43. Find the equation of the curve that flas a gradient of \( (3 x-1)^{3} \) and passes through point \( \left(-\frac{1}{3}, \frac{4}{3}\right) \).

To find the equation of the curve, we start by integrating the gradient function \( (3x - 1)^3 \). This gives us: \[ y = \int (3x - 1)^{3} \, dx \] Using substitution and integration techniques, we can find the antiderivative, and then we'll determine the constant by using the point \( \left(-\frac{1}{3}, \frac{4}{3}\right) \). Carrying out the integration gives: \[ y = \frac{(3x - 1)^4}{12} + C \] To find \( C \), we'll substitute \( x = -\frac{1}{3} \) into our equation and set \( y = \frac{4}{3} \): \[ \frac{4}{3} = \frac{(3(-\frac{1}{3}) - 1)^4}{12} + C \] Solving this will lead us to the constant \( C \). This process will yield the specific expression for \( y \), giving us the required equation of the curve. Now let’s have some fun with additional knowledge! The history of calculus is rich and fascinating! It was developed independently by Isaac Newton and Gottfried Wilhelm Leibniz in the 17th century.

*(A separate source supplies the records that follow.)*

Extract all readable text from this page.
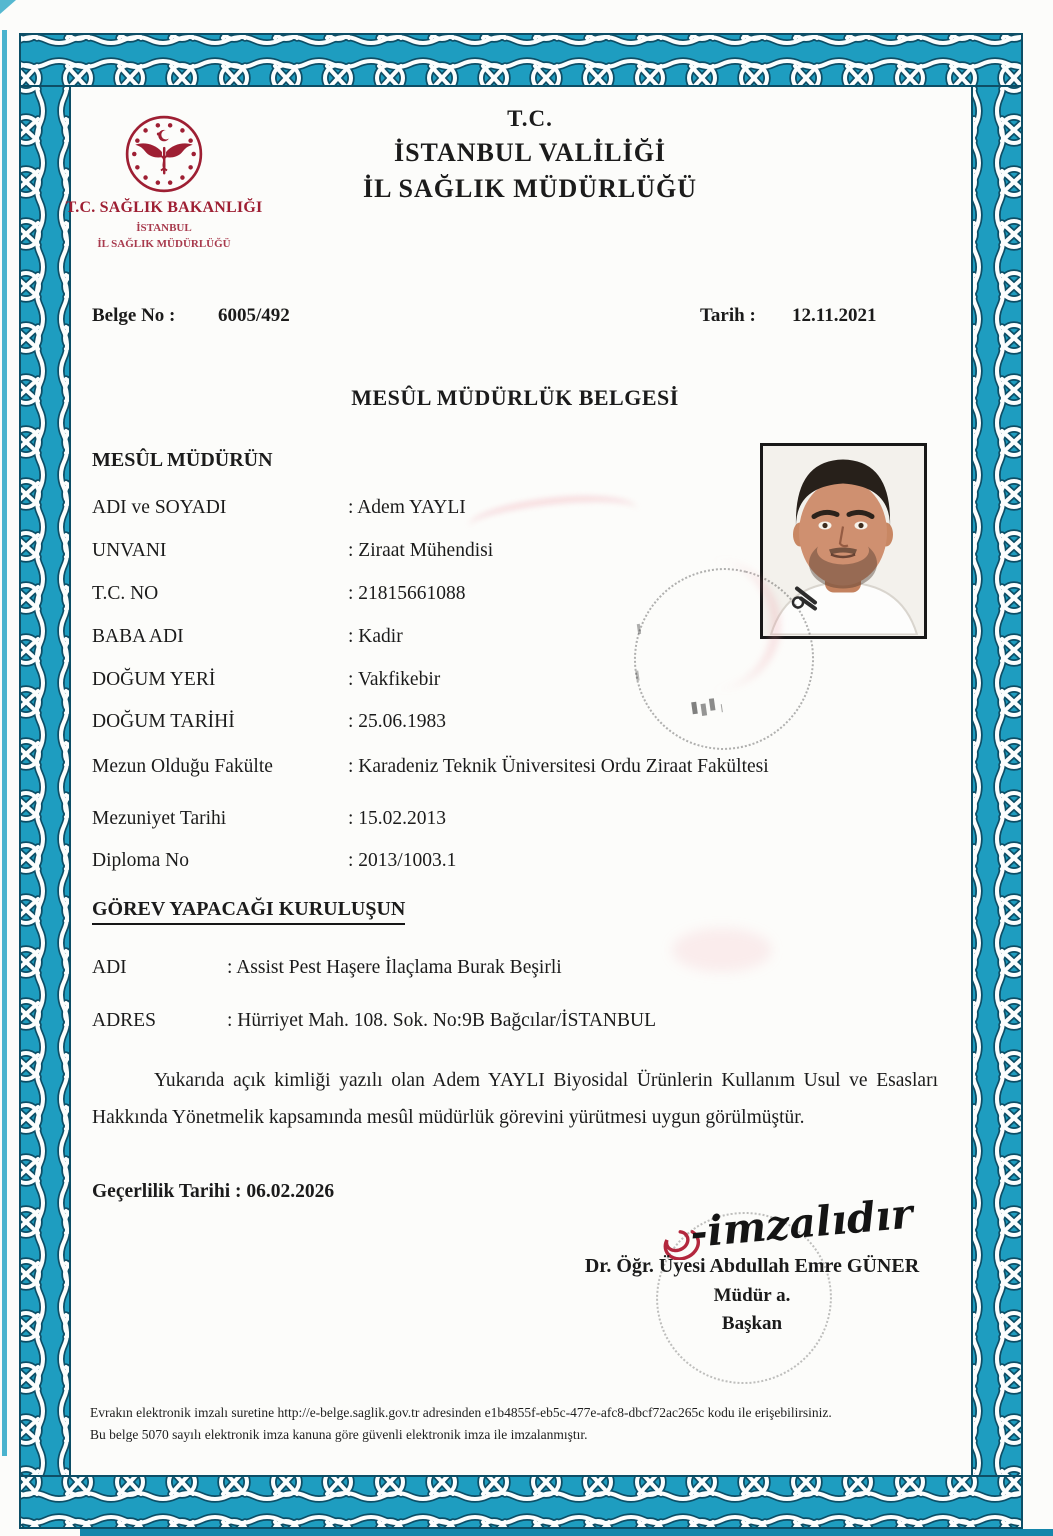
T.C. SAĞLIK BAKANLIĞI
İSTANBUL
İL SAĞLIK MÜDÜRLÜĞÜ
T.C.
İSTANBUL VALİLİĞİ
İL SAĞLIK MÜDÜRLÜĞÜ
Belge No : 6005/492	Tarih : 12.11.2021
MESÛL MÜDÜRLÜK BELGESİ
MESÛL MÜDÜRÜN
ADI ve SOYADI	: Adem YAYLI
UNVANI	: Ziraat Mühendisi
T.C. NO	: 21815661088
BABA ADI	: Kadir
DOĞUM YERİ	: Vakfikebir
DOĞUM TARİHİ	: 25.06.1983
Mezun Olduğu Fakülte	: Karadeniz Teknik Üniversitesi Ordu Ziraat Fakültesi
Mezuniyet Tarihi	: 15.02.2013
Diploma No	: 2013/1003.1
GÖREV YAPACAĞI KURULUŞUN
ADI	: Assist Pest Haşere İlaçlama Burak Beşirli
ADRES	: Hürriyet Mah. 108. Sok. No:9B Bağcılar/İSTANBUL
Yukarıda açık kimliği yazılı olan Adem YAYLI Biyosidal Ürünlerin Kullanım Usul ve Esasları Hakkında Yönetmelik kapsamında mesûl müdürlük görevini yürütmesi uygun görülmüştür.
Geçerlilik Tarihi : 06.02.2026	-imzalıdır
Dr. Öğr. Üyesi Abdullah Emre GÜNER
Müdür a.
Başkan
Evrakın elektronik imzalı suretine http://e-belge.saglik.gov.tr adresinden e1b4855f-eb5c-477e-afc8-dbcf72ac265c kodu ile erişebilirsiniz.
Bu belge 5070 sayılı elektronik imza kanuna göre güvenli elektronik imza ile imzalanmıştır.
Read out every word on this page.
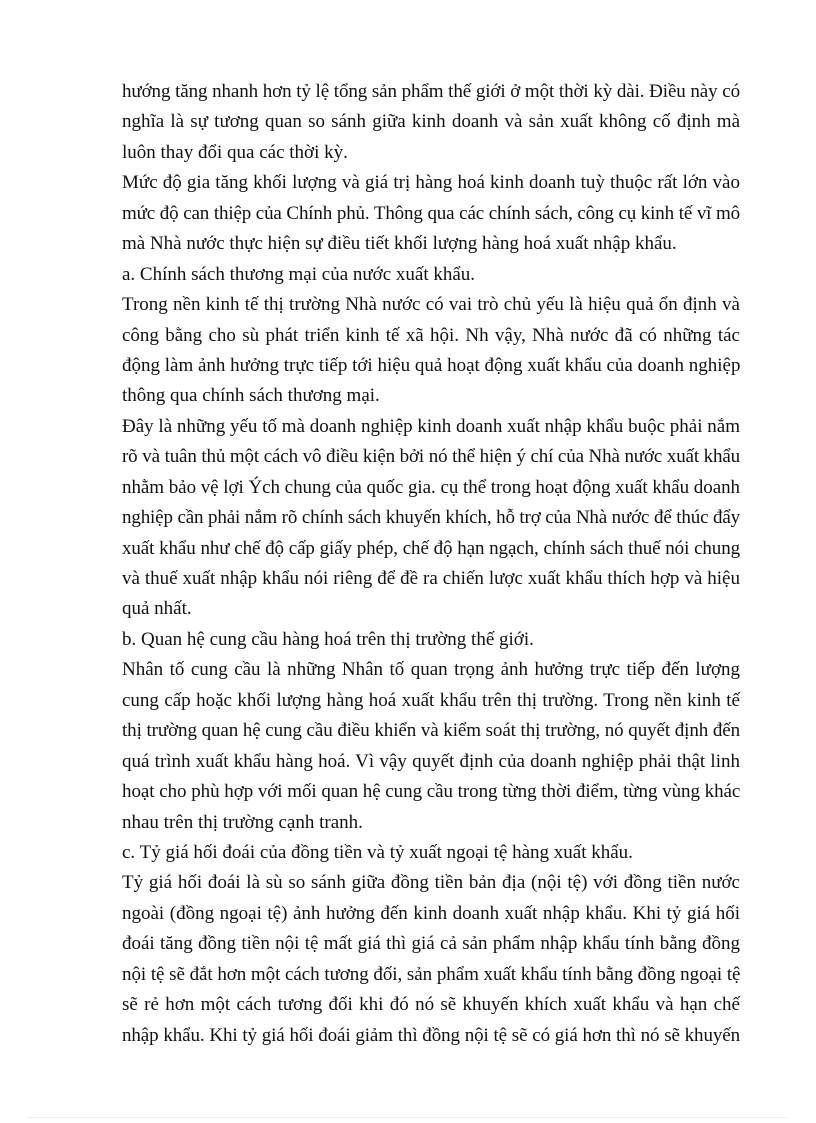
hướng tăng nhanh hơn tỷ lệ tổng sản phẩm thế giới ở một thời kỳ dài. Điều này có
nghĩa là sự tương quan so sánh giữa kinh doanh và sản xuất không cố định mà
luôn thay đổi qua các thời kỳ.
Mức độ gia tăng khối lượng và giá trị hàng hoá kinh doanh tuỳ thuộc rất lớn vào
mức độ can thiệp của Chính phủ. Thông qua các chính sách, công cụ kinh tế vĩ mô
mà Nhà nước thực hiện sự điều tiết khối lượng hàng hoá xuất nhập khẩu.
a. Chính sách thương mại của nước xuất khẩu.
Trong nền kinh tế thị trường Nhà nước có vai trò chủ yếu là hiệu quả ổn định và
công bằng cho sù phát triển kinh tế xã hội. Nh vậy, Nhà nước đã có những tác
động làm ảnh hưởng trực tiếp tới hiệu quả hoạt động xuất khẩu của doanh nghiệp
thông qua chính sách thương mại.
Đây là những yếu tố mà doanh nghiệp kinh doanh xuất nhập khẩu buộc phải nắm
rõ và tuân thủ một cách vô điều kiện bởi nó thể hiện ý chí của Nhà nước xuất khẩu
nhằm bảo vệ lợi Ých chung của quốc gia. cụ thể trong hoạt động xuất khẩu doanh
nghiệp cần phải nắm rõ chính sách khuyến khích, hỗ trợ của Nhà nước để thúc đẩy
xuất khẩu như chế độ cấp giấy phép, chế độ hạn ngạch, chính sách thuế nói chung
và thuế xuất nhập khẩu nói riêng để đề ra chiến lược xuất khẩu thích hợp và hiệu
quả nhất.
b. Quan hệ cung cầu hàng hoá trên thị trường thế giới.
Nhân tố cung cầu là những Nhân tố quan trọng ảnh hưởng trực tiếp đến lượng
cung cấp hoặc khối lượng hàng hoá xuất khẩu trên thị trường. Trong nền kinh tế
thị trường quan hệ cung cầu điều khiển và kiểm soát thị trường, nó quyết định đến
quá trình xuất khẩu hàng hoá. Vì vậy quyết định của doanh nghiệp phải thật linh
hoạt cho phù hợp với mối quan hệ cung cầu trong từng thời điểm, từng vùng khác
nhau trên thị trường cạnh tranh.
c. Tỷ giá hối đoái của đồng tiền và tỷ xuất ngoại tệ hàng xuất khẩu.
Tỷ giá hối đoái là sù so sánh giữa đồng tiền bản địa (nội tệ) với đồng tiền nước
ngoài (đồng ngoại tệ) ảnh hưởng đến kinh doanh xuất nhập khẩu. Khi tỷ giá hối
đoái tăng đồng tiền nội tệ mất giá thì giá cả sản phẩm nhập khẩu tính bằng đồng
nội tệ sẽ đắt hơn một cách tương đối, sản phẩm xuất khẩu tính bằng đồng ngoại tệ
sẽ rẻ hơn một cách tương đối khi đó nó sẽ khuyến khích xuất khẩu và hạn chế
nhập khẩu. Khi tỷ giá hối đoái giảm thì đồng nội tệ sẽ có giá hơn thì nó sẽ khuyến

They created the foundations for derivatives and integrals, which are pivotal in understanding the change and accumulation of quantities—essentially giving us the tools to study everything from physics to economics. If you find integration tricky, you're not alone! A common mistake is neglecting substitution when it's necessary or not properly handling the constants of integration. Always remember to check your work: differentiate your result to ensure it matches the original gradient, and don’t skip the step of plugging in points to find constants! This will help reinforce your understanding and prevent errors.